Depois a divina Elisa vivia realmente num mosteiro, em que ferrolhos e grades eram formados pelos hábitos
rìgidamente reclusos de Matos Miranda, diabético e tristonho. Mas, na castidade deste amor, entrou muita
nobreza moral e finura superior de sentimento. O amor espiritualiza o homem - e materializa a mulher. Essa
espiritualização era fácil ao José Matias, que (sem nós desconfiarmos) nascera desvairadamente espiritualista;
mas a humana Elisa encontrou também um gozo delicado nessa ideal adoração de monge, que nem ousa
roçar, com os dedos trêmulos e embrulhados no rosário, a túnica da Virgem sublimada. Ele, sim! ele gozou
nesse amor transcendentemente desmaterializado um encanto sobre-humano.

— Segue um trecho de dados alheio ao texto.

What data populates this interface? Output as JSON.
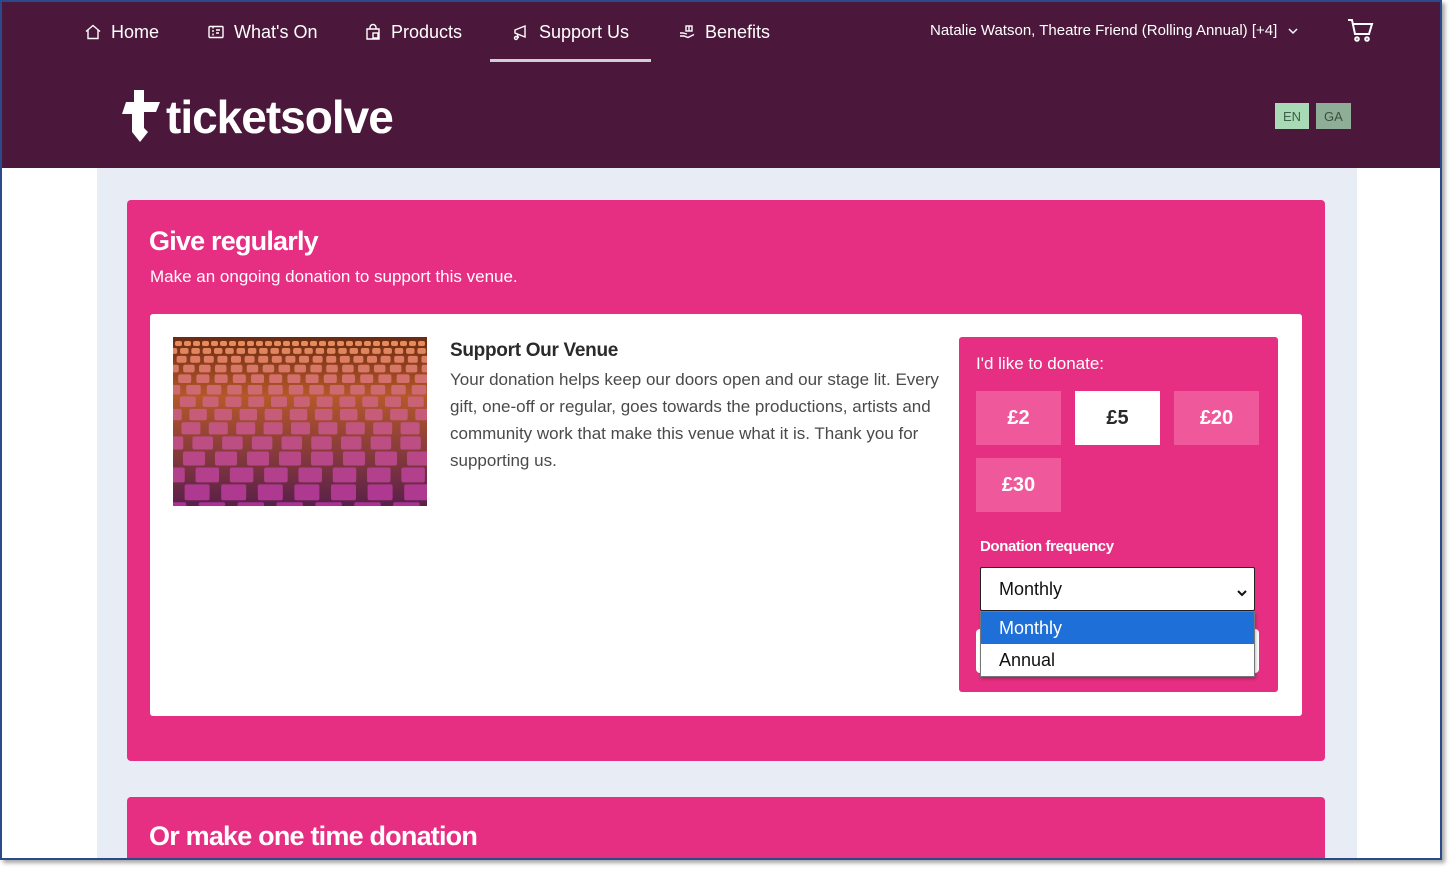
{
  "nav": {
    "items": [
      {
        "label": "Home",
        "icon": "home-icon"
      },
      {
        "label": "What's On",
        "icon": "ticket-icon"
      },
      {
        "label": "Products",
        "icon": "shopping-bag-icon"
      },
      {
        "label": "Support Us",
        "icon": "megaphone-icon",
        "active": true
      },
      {
        "label": "Benefits",
        "icon": "hand-gift-icon"
      }
    ],
    "user": "Natalie Watson, Theatre Friend (Rolling Annual) [+4]",
    "cart_icon": "cart-icon"
  },
  "brand": {
    "name": "ticketsolve",
    "header_color": "#4b183b",
    "accent_color": "#e62e82"
  },
  "languages": [
    "EN",
    "GA"
  ],
  "give_regularly": {
    "title": "Give regularly",
    "subtitle": "Make an ongoing donation to support this venue.",
    "support_title": "Support Our Venue",
    "support_text": "Your donation helps keep our doors open and our stage lit. Every gift, one-off or regular, goes towards the productions, artists and community work that make this venue what it is. Thank you for supporting us.",
    "donate_label": "I'd like to donate:",
    "amounts": [
      {
        "label": "£2",
        "selected": false
      },
      {
        "label": "£5",
        "selected": true
      },
      {
        "label": "£20",
        "selected": false
      },
      {
        "label": "£30",
        "selected": false
      }
    ],
    "frequency_label": "Donation frequency",
    "frequency_value": "Monthly",
    "frequency_options": [
      "Monthly",
      "Annual"
    ],
    "highlighted_option": "Monthly"
  },
  "one_time": {
    "title": "Or make one time donation"
  }
}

E durante dez anos, como o Rui
Blas do velho Hugo, caminhou, vivo e deslumbrado, dentro do seu sonho radiante, sonho em que Elisa
habitou realmente dentro da sua alma, numa fusão tão absoluta que se tornou consubstancial com o seu ser!
Acreditará o meu amigo que ele abandonou o charuto, mesmo passeando solitàriamente a cavalo pelos
arredores de Lisboa, logo que descobrira na quinta de D. Mafalda, uma tarde, que o fumo perturbava Elisa?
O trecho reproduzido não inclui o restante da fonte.